Por outro lado, temos um discurso mais público, de que as instituições penitenciárias devem promover a reeducação e recuperação dos encarcerados. As condições sociais desfavoráveis acabam por empurrar o cidadão para o crime, e ele acaba não se tornando o único responsável por sua condição; por isso devem ser propiciados a ele mecanismos de reinserção, como a aprendizagem de um ofício, a paulatina redução de suas penas de acordo com seu progresso e et cetera. O busílis é que, aqui também, a sociedade e seus representantes eleitos não conseguem definir um rumo adequado, e com isso as penitenciárias são um misto de indutores da inutilidade e quarteis generais do crime organizado, como tão bem temos visto nos noticiários. O norte dado ao judiciário é desanimador, as leis são dúbias e já nascem com esse escopo. Fala-se muito: a polícia prende e a justiça solta. É fato, mas essa é a lei. A lei permite isso. A culpa não é nem da polícia, nem do judiciário. Penso que uma das piores causas do não arrefecimento da violência no Brasil está justamente no fato de que as regras penais não são claras, e isso permite que grandes criminosos estejam soltos, enquanto ladrões de galinha, que deveriam cumprir penas alternativas, sejam presos por bagatelas.
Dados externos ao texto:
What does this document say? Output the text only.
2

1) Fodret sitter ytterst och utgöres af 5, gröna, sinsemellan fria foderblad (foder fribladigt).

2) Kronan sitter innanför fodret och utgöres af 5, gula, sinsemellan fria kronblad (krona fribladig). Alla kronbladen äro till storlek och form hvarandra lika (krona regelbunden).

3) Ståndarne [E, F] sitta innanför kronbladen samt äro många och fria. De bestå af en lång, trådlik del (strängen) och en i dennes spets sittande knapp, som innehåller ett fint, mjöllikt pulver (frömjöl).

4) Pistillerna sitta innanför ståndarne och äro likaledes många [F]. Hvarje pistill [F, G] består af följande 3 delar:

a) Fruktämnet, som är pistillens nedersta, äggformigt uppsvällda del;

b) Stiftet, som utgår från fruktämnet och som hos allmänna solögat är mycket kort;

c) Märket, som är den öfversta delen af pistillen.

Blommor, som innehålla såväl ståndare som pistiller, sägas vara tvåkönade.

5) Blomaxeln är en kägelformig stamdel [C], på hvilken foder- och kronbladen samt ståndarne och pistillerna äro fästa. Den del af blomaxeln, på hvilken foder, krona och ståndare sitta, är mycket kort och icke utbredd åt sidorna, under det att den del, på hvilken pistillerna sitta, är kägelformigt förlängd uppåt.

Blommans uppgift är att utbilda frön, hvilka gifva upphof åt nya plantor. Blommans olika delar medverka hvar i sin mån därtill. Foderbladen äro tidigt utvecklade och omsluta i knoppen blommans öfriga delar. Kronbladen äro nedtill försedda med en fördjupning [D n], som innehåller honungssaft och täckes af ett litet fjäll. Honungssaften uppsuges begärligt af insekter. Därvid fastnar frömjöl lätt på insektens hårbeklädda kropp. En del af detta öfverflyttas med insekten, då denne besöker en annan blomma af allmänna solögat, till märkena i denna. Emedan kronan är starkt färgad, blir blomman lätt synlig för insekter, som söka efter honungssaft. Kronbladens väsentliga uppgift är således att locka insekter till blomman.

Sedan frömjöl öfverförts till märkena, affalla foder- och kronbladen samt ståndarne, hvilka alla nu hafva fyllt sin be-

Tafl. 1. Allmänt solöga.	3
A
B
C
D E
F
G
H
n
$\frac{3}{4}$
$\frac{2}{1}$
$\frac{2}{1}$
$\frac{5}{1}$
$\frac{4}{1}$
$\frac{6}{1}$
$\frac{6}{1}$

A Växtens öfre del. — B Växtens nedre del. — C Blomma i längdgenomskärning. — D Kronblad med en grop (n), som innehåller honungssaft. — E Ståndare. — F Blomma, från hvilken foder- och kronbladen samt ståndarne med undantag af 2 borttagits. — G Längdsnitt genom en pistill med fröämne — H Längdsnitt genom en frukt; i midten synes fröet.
No final das contas, quem defende a maioridade penal aos 16 anos nada mais faz do que empurrar mais um contingente para esse sistema, sem solucionar o problema. Antes de se pensar nisso, é preciso ter um pensamento de duas vertentes:
- Evitar que as pessoas cheguem ao crime, e a chave disso é a presença do poder público onde ele é mais necessário;

- Para as pessoas que praticaram crimes, garantir que CUMPRAM penas, que conheçam com exatidão sua cominação e que os presídios sejam entidades de recuperação e integração.
Por estes motivos todos, penso em algo ousado: os órgãos judiciários devem ser providos de recursos (não apenas financeiros, mas de dispositivos legais) que se permita pensar em uma ação transformadora sobre o sujeito passivo em um processo penal. Que sejam disponibilizados assistentes sociais em número suficiente para descrever o ambiente em que vive o réu, suas dificuldades e limitações. O mesmo se aplique a psicólogos, para traçar perfis adequados, as angústias e expectativas dos detentos. Que sejam detectadas, através de especialistas vocacionais, as aptidões e conhecimentos dos acusados, para que o juiz possa decidir qual a instituição mais adequada a cada perfil. Que a educação profissional não se limite a “costura de bolas”, mas se volte à efetiva formação do detento. Que se formem convênios com empresas, se necessário através da concessão de incentivos fiscais, para que os ex-detentos tenham acesso a emprego, e que o juiz tenha suporte para decidir qual é a melhor para seu encaminhamento. Que os professores possam trabalhar com pequenos grupos e possam relatar ao juiz sobre o desempenho e comportamento dos recuperandos. É preciso, portanto, que se abandone a generalização e se possa investigar o indivíduo. Afinal, nosso sistema social é efetivamente voltado para o indivíduo. Se isso for obtido, provavelmente não precisaremos da arbitrariedade de uma idade penal preestabelecida, porque será possível, com maior precisão, identificar a penalidade necessária (e se é necessária), e com isso termina essa inútil discussão sobre qual a idade ideal para as imputações penais. Custa caro, mas vale a pena, podem ter certeza. Não vivemos reclamando que o gasto público é mal dirigido?
Recomendação de leitura:
Jean Piaget elaborou uma teoria educacional que é seguida por inúmeras escolas hoje em dia (muitas delas apenas no nome). É muito interessante para aquele que se interessa por educação dar uma boa lida em sua obra, em especial na seguinte:

PIAGET, Jean. A epistemologia genética. Petrópolis: Vozes, 1971.